I am convinced that single table design would be a good pattern to work with DynamoDb. But, does it defy the Database-per-service style for Microservice patterns ? Thoughts ?
With the amplify framework it uses multiple dynamodb tables (each gql model creates a new dynamo table) which is a little bit confusing as it goes against the single table principle.
One question we are calculating hash of a primary key to identify the partition so in case new partition(s) are added, don't we have reshuffle all the data?
This is generally solvable with GSI-overloading. The number of access patterns having 20 GSI’s enables when you’re using generic GSI PKs is insanely high
What happens when you have the sort key encoded with your partition key (such as a user name) and then the user name changes? You have to go update user name in a bunch of locations? (in partition key and then in all the sort keys)?
The reason to limit the projection in a GSI is not primarily because of performance, it is because of storage costs. Do you want to pay real money for storing all of that data that you may not use in a GSI?

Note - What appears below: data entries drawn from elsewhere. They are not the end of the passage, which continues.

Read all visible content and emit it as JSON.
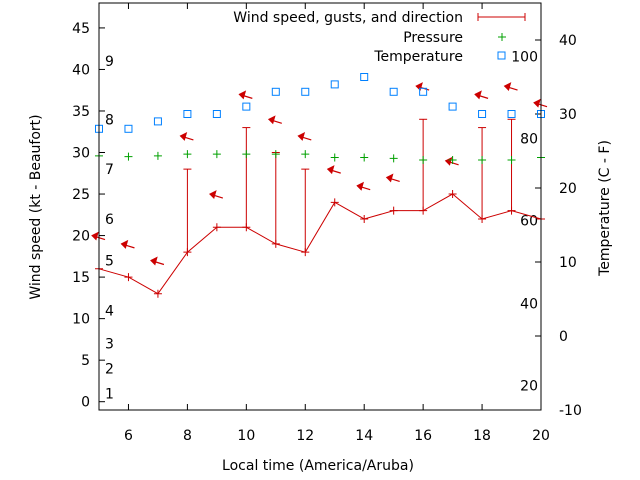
{
  "chart_data": {
    "type": "line",
    "title": "",
    "xlabel": "Local time (America/Aruba)",
    "ylabel": "Wind speed (kt - Beaufort)",
    "y2label": "Temperature (C - F)",
    "xlim": [
      5,
      20
    ],
    "ylim": [
      -1,
      48
    ],
    "y2lim": [
      -10,
      45
    ],
    "x_ticks": [
      6,
      8,
      10,
      12,
      14,
      16,
      18,
      20
    ],
    "y_ticks": [
      0,
      5,
      10,
      15,
      20,
      25,
      30,
      35,
      40,
      45
    ],
    "y2_ticks": [
      -10,
      0,
      10,
      20,
      30,
      40
    ],
    "beaufort_ticks": [
      {
        "label": "1",
        "kt": 1
      },
      {
        "label": "2",
        "kt": 4
      },
      {
        "label": "3",
        "kt": 7
      },
      {
        "label": "4",
        "kt": 11
      },
      {
        "label": "5",
        "kt": 17
      },
      {
        "label": "6",
        "kt": 22
      },
      {
        "label": "7",
        "kt": 28
      },
      {
        "label": "8",
        "kt": 34
      },
      {
        "label": "9",
        "kt": 41
      }
    ],
    "fahrenheit_ticks": [
      {
        "label": "20",
        "c": -6.7
      },
      {
        "label": "40",
        "c": 4.4
      },
      {
        "label": "60",
        "c": 15.6
      },
      {
        "label": "80",
        "c": 26.7
      },
      {
        "label": "100",
        "c": 37.8
      }
    ],
    "legend": {
      "position": "top-right",
      "wind": "Wind speed, gusts, and direction",
      "pressure": "Pressure",
      "temperature": "Temperature"
    },
    "colors": {
      "wind": "#cc0000",
      "pressure": "#00a000",
      "temperature": "#0080ff"
    },
    "series": [
      {
        "name": "Wind speed",
        "x": [
          5,
          6,
          7,
          8,
          9,
          10,
          11,
          12,
          13,
          14,
          15,
          16,
          17,
          18,
          19,
          20
        ],
        "values": [
          16,
          15,
          13,
          18,
          21,
          21,
          19,
          18,
          24,
          22,
          23,
          23,
          25,
          22,
          23,
          22
        ],
        "gusts": [
          null,
          null,
          null,
          28,
          null,
          33,
          30,
          28,
          null,
          null,
          null,
          34,
          null,
          33,
          34,
          null
        ],
        "direction_arrow_kt": [
          20,
          19,
          17,
          32,
          25,
          37,
          34,
          32,
          28,
          26,
          27,
          38,
          29,
          37,
          38,
          36
        ]
      },
      {
        "name": "Pressure",
        "x": [
          5,
          6,
          7,
          8,
          9,
          10,
          11,
          12,
          13,
          14,
          15,
          16,
          17,
          18,
          19,
          20
        ],
        "values": [
          29.6,
          29.5,
          29.6,
          29.8,
          29.8,
          29.8,
          29.8,
          29.8,
          29.4,
          29.4,
          29.3,
          29.1,
          29.1,
          29.1,
          29.1,
          29.4
        ]
      },
      {
        "name": "Temperature",
        "x": [
          5,
          6,
          7,
          8,
          9,
          10,
          11,
          12,
          13,
          14,
          15,
          16,
          17,
          18,
          19,
          20
        ],
        "values": [
          28,
          28,
          29,
          30,
          30,
          31,
          33,
          33,
          34,
          35,
          33,
          33,
          31,
          30,
          30,
          30
        ]
      }
    ]
  }
}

In his "why no JOIN" section, he goes over why 1 table is better than joining across 2 tables. But I have a use case where, e.g., I will only ever want either the org's info or all the org's user's info. So in that scenario, I could do 2 separate tables and never need a JOIN. Is this a scenario in which 2 table is okay, and 1 table won't offer better performance?
His example of "keeping track of LeBron James Twitter followers" is very similar to my use case. So in that scenario, I either want who is being followed (metadata) or their full list of followers, no JOINs needed.
Also have to think about things like monitoring... You now have to monitor two table... Two might not be too much but if the number of table increase, it can become of consequence. Like in everything, it's all questions of trade-offs. Understand what you're gaining/losing in the choice made
“Know your access patterns in advance” … so much harder to get this right than it seems, makes dynamo development so much slower and frustrating to work with…I found using much simpler access patterns to be easier to manage
Hey Alex I have question regarding secondary index you mentioned while mentioning ticket handling, couldnt you just create USER#USER_ID as primary key and TICKET#TICKET_ID as sort key so we would have additional record with user as primary key and his ticket items as sort key
I am little bit confused like i have a table name : my-application-table 1st Item : pk= USER#12345 , sk = PROFILE#12345 , image= {some_url}, name = Taman 2nd Item : pk= USER#123456 , sk = PROFILE#123456 , image= {some_url}, name = Alex 3rd Item : pk = USER#12345, sk = POST#1 , postbody = This is some tutorial 4th Item : pk = POST#1 , sk = COMMENT#1 , comment = my own comment , user = 123456 In this case when i want to show user comment in the post along with the user image and image in the comment but in the comment section i wont have user image and name. So which approach should i take 1.Complex Data Type : I cannot use this because user might change image or name 2. Duplication : I cannot use this too because user image and name might change What could be the correct approach for this type of structure or should restructure the table.
You have to allow some data duplication when switching SQL to NoSQL database. So, to handle user profile change, write some cloud functions to ensure data changed in all duplicated place.
By faaaar the best video about modeling single-table in Dynamo. In comparison, the official AWS videos assume you know a lot, and for those who are just starting NoSql + Dynamo, AWS videos are advanced.
For a single table, how do you efficiently keep track of dynamo stream events, and make sure not all events make a stream event? Or do we just allow them to all make stream events and filter them out with a "--filter-criteria"?